Monday, November 8, 2010

A new direction.

I was very challenged last week.
On friday night Andrew and I went to Passion World Tour.
From the moment it started, I knew God had something to tell me.
I cried within 25 seconds.
God is so cool, the ways that He works things out, how He has me in the palm of His hand.
Because honestly, sometimes I feel like running, like taking things into my own hands and making a go of life alone.
Because I'm stubborn and independent and not that smart.
But that's OK.
Because He has me figured out, He knows the plans He has for me and they are above and beyond anything I can dream of!
(I have to remind myself of that sometimes!)

I was reminded about how God created me and put passions and desires in me for a reason.
Sometimes I am overwhelmed with a burning inside me soul.
Sometimes I feel like Im WAY off base with how life is right now.
Dont get me wrong, I LOVE my life.
I am so blessed, so happy and content with life.

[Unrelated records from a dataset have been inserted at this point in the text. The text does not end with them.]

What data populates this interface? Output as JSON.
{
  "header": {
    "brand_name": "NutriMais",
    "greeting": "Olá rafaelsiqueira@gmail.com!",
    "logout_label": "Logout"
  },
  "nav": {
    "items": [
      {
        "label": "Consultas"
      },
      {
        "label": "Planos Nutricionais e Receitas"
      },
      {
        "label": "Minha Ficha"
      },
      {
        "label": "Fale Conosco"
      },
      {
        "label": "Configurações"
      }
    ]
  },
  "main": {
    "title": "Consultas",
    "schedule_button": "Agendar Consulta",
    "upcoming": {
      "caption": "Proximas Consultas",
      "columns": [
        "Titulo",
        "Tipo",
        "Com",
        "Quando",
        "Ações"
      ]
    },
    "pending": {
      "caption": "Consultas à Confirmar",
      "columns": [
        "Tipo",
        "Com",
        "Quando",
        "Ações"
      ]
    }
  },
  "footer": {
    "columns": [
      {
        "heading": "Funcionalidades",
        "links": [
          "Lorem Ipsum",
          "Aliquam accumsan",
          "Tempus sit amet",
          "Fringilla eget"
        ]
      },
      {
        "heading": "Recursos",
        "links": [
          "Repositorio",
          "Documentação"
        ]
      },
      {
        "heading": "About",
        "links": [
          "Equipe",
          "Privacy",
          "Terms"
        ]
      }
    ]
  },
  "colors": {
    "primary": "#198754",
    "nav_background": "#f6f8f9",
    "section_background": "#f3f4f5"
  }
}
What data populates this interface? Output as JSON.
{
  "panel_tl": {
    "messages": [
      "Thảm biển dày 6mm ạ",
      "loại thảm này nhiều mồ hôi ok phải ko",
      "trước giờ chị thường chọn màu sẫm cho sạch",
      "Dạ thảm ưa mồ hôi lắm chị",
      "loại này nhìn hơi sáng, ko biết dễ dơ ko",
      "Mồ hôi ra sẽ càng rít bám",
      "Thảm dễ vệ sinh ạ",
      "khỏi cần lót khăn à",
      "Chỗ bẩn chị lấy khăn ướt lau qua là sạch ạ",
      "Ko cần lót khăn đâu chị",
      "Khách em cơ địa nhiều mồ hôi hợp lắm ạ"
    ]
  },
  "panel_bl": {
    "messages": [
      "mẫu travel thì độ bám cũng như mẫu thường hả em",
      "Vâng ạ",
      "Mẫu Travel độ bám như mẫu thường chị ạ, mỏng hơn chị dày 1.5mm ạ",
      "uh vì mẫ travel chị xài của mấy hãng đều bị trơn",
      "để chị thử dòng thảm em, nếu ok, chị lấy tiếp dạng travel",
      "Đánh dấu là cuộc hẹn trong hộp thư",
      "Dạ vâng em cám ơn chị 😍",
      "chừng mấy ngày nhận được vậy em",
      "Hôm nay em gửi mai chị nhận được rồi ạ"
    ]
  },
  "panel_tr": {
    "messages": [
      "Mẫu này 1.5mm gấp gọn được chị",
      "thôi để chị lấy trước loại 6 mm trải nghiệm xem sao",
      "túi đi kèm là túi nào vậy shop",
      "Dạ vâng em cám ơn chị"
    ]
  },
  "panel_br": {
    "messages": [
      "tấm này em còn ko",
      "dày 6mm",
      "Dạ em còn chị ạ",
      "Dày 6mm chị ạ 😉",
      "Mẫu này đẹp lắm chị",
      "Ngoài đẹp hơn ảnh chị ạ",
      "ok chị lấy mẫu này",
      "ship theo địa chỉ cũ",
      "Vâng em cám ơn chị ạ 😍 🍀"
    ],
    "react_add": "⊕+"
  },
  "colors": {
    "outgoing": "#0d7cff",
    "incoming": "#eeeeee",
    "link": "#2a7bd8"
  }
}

But also, there's a part of me that burns and aches for more.
That feeling of "there must be more", the desire to live life differently.
Differently than whats "acceptable" and "expected" of us.

Since I was 5 years old I have wanted to be a missionary.
Its been a dream, a desire, a NEED in my life.
Its not something I take lightly.
Its a need that fills me head, my heart, my dreams.
I think about it constantly, waiting anxiously for the next step.
On friday I was reminded that I dont have to be so timid. I dont have to wait around for Gods "green light".
I need to do what I love, what Im passionate about, and do it ALL for the glory of God!
Because in doing that, He will guide us, He will place us where we are needed.

We are so excited to see what God has in store for us.